Vierte Theorie: Drahtlos macht sich über uns lustig

Besonders die zweite Theorie von einem geglückten Experiment wird alle UFO-Gläubigen und Anhänger der esoterischen Physik erfreuen, denn supraleitende Magnetfahrzeuge waren genau das, was ihnen noch gefehlt hat. In diesen Kreisen ist es üblich, Theorien ohne hinreichende Begründungen aufzustellen und dann nach kurzer Zeit selbst daran zu glauben. Drahtlos hat sich gegen diese Geisteshaltung gewehrt und war immer ein erwiesener Rationalist. Auch ich bin wie er ein aufgeklärter Mensch und wehre mich immer dagegen, dass Aussagen in den Raum gestellt werden, für die es keine Beweise gibt. Genau dazu aber hat Drahtlos mich gebracht, weil er eine Spur legte, die zur zweiten Theorie führte. Allerdings glaube ich nicht an diese Erklärung, sondern ich stelle sie nur als Frage in den Raum.

Das wird mir aber nicht viel nutzen, denn viele meiner Fachkollegen werden sich darauf stürzen, Sätze aus dem Zusammenhang reißen und behaupten, ich vertrete absolut unseriöse Theorien. Letztlich kann mich dies meinen Ruf als ernstzunehmender Wissenschafts-Journalist kosten. Möglicherweise bekomme ich bald keine Aufträge mehr von seriösen Zeitschriften und werde statt dessen zu Fachvorträgen auf irgendwelche obskuren Ufologenkongresse eingeladen. Das wäre dann die eigentliche Katastrophe, die direkt auf Drahtlos zurückgeht, jedenfalls soweit ich betroffen bin.
Derweil ist der Herr Ingenieur Dietrich Drahtlos vielleicht noch einmal weiter nördlich gereist, hat ein völlig neues Leben begonnen und hütet jetzt eine Herde Schafe in der Lüneburger Heide. Er lacht sich dabei täglich krumm, weil Menschen wie ich auf seine fingierten Versuchsbeschreibungen hereingefallen sind. Wenn er dieses Buch liest, wird er wissen, dass seine Saat aufgegangen ist, und dass ich mich unsterblich blamiert habe. Er aber wird weiter seine Schafe hüten und das gute Wetter genießen.

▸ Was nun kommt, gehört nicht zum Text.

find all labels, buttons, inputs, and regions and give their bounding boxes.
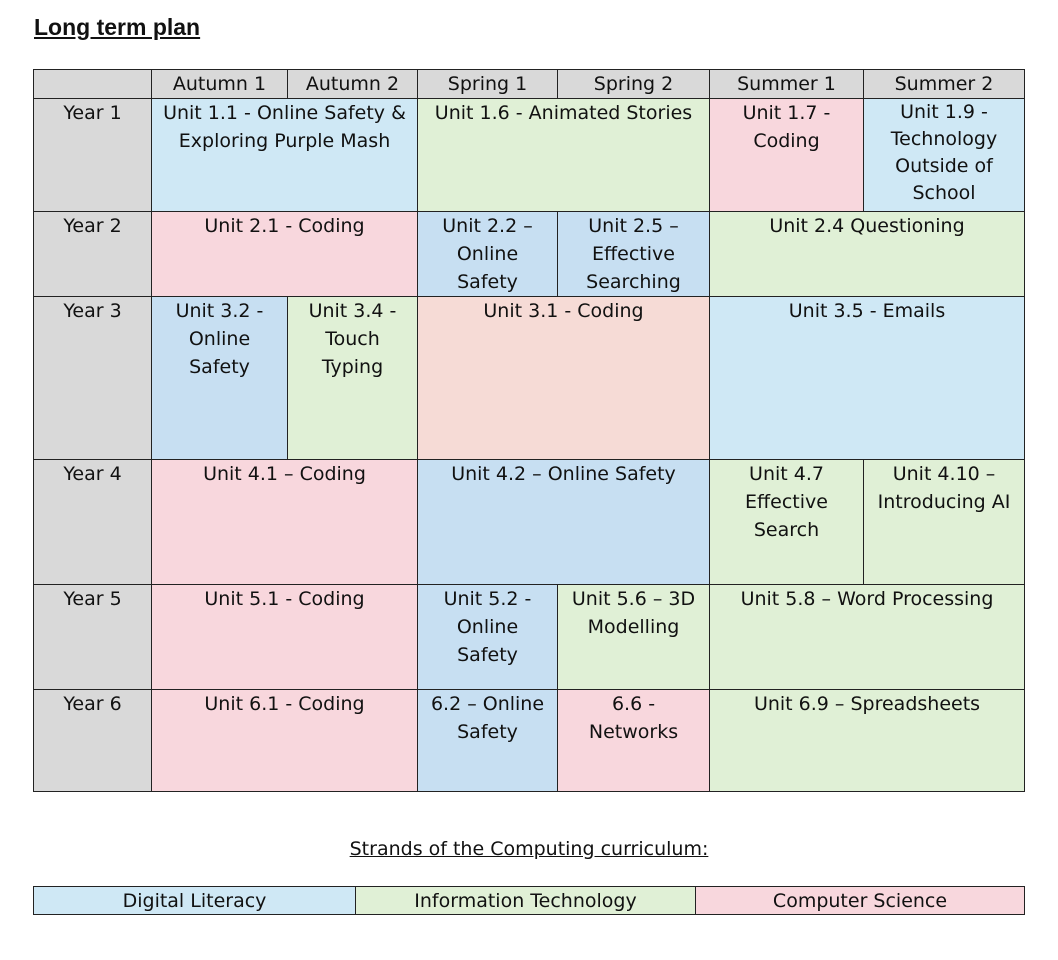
year-label: Year 2 <box>33 211 152 297</box>
unit-cell-2-2: Unit 2.2 – Online Safety <box>417 211 558 297</box>
year-3-row: Year 3 Unit 3.2 - Online Safety Unit 3.4… <box>33 296 1025 460</box>
unit-cell-3-1: Unit 3.1 - Coding <box>417 296 710 460</box>
unit-cell-1-7: Unit 1.7 - Coding <box>709 98 864 212</box>
unit-cell-5-1: Unit 5.1 - Coding <box>151 584 418 690</box>
unit-cell-4-2: Unit 4.2 – Online Safety <box>417 459 710 585</box>
year-label: Year 1 <box>33 98 152 212</box>
unit-cell-3-4: Unit 3.4 - Touch Typing <box>287 296 418 460</box>
header-summer-2: Summer 2 <box>863 69 1025 99</box>
header-row: Autumn 1 Autumn 2 Spring 1 Spring 2 Summ… <box>33 69 1025 99</box>
unit-cell-6-2: 6.2 – Online Safety <box>417 689 558 792</box>
unit-cell-1-6: Unit 1.6 - Animated Stories <box>417 98 710 212</box>
strands-legend: Digital Literacy Information Technology … <box>33 886 1025 915</box>
unit-cell-5-2: Unit 5.2 - Online Safety <box>417 584 558 690</box>
header-autumn-1: Autumn 1 <box>151 69 288 99</box>
legend-digital-literacy: Digital Literacy <box>33 886 356 915</box>
unit-cell-2-1: Unit 2.1 - Coding <box>151 211 418 297</box>
unit-cell-5-6: Unit 5.6 – 3D Modelling <box>557 584 710 690</box>
unit-cell-4-10: Unit 4.10 – Introducing AI <box>863 459 1025 585</box>
year-4-row: Year 4 Unit 4.1 – Coding Unit 4.2 – Onli… <box>33 459 1025 585</box>
unit-cell-4-7: Unit 4.7 Effective Search <box>709 459 864 585</box>
header-autumn-2: Autumn 2 <box>287 69 418 99</box>
unit-cell-1-9: Unit 1.9 - Technology Outside of School <box>863 98 1025 212</box>
unit-cell-6-6: 6.6 - Networks <box>557 689 710 792</box>
unit-cell-2-5: Unit 2.5 – Effective Searching <box>557 211 710 297</box>
unit-cell-6-1: Unit 6.1 - Coding <box>151 689 418 792</box>
unit-cell-2-4: Unit 2.4 Questioning <box>709 211 1025 297</box>
header-spring-2: Spring 2 <box>557 69 710 99</box>
year-label: Year 3 <box>33 296 152 460</box>
long-term-plan-table: Autumn 1 Autumn 2 Spring 1 Spring 2 Summ… <box>33 69 1025 792</box>
year-5-row: Year 5 Unit 5.1 - Coding Unit 5.2 - Onli… <box>33 584 1025 690</box>
header-corner-cell <box>33 69 152 99</box>
unit-cell-3-5: Unit 3.5 - Emails <box>709 296 1025 460</box>
unit-cell-6-9: Unit 6.9 – Spreadsheets <box>709 689 1025 792</box>
year-label: Year 5 <box>33 584 152 690</box>
year-label: Year 4 <box>33 459 152 585</box>
year-6-row: Year 6 Unit 6.1 - Coding 6.2 – Online Sa… <box>33 689 1025 792</box>
unit-cell-3-2: Unit 3.2 - Online Safety <box>151 296 288 460</box>
legend-title: Strands of the Computing curriculum: <box>349 838 709 860</box>
page-title: Long term plan <box>34 14 201 40</box>
unit-cell-4-1: Unit 4.1 – Coding <box>151 459 418 585</box>
year-label: Year 6 <box>33 689 152 792</box>
unit-cell-1-1: Unit 1.1 - Online Safety & Exploring Pur… <box>151 98 418 212</box>
year-1-row: Year 1 Unit 1.1 - Online Safety & Explor… <box>33 98 1025 212</box>
unit-cell-5-8: Unit 5.8 – Word Processing <box>709 584 1025 690</box>
year-2-row: Year 2 Unit 2.1 - Coding Unit 2.2 – Onli… <box>33 211 1025 297</box>
header-summer-1: Summer 1 <box>709 69 864 99</box>
legend-information-technology: Information Technology <box>355 886 696 915</box>
header-spring-1: Spring 1 <box>417 69 558 99</box>
legend-computer-science: Computer Science <box>695 886 1025 915</box>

Was mich auf diese Theorie gebracht hat, ist ein merkwürdiger Stilwechsel in den Aufzeichnungen. Immer geht es rational, begründet und genau zu, aber auf einmal finden sich Lücken, unklare Zeichnungen und Berechnungen, die eher Rätsel aufgeben, als etwas zu erklären. Vielleicht sah Drahtlos seine eigentliche Arbeit als beendet an und wollte zum Abschluss noch einmal einen kleinen Spaß machen. Vielleicht sollten wir alle die Opfer sein, weil er zuvor so oft das Opfer war. Oder er wollte allgemein ein Denkmal gegen die Leichtgläubigkeit setzen.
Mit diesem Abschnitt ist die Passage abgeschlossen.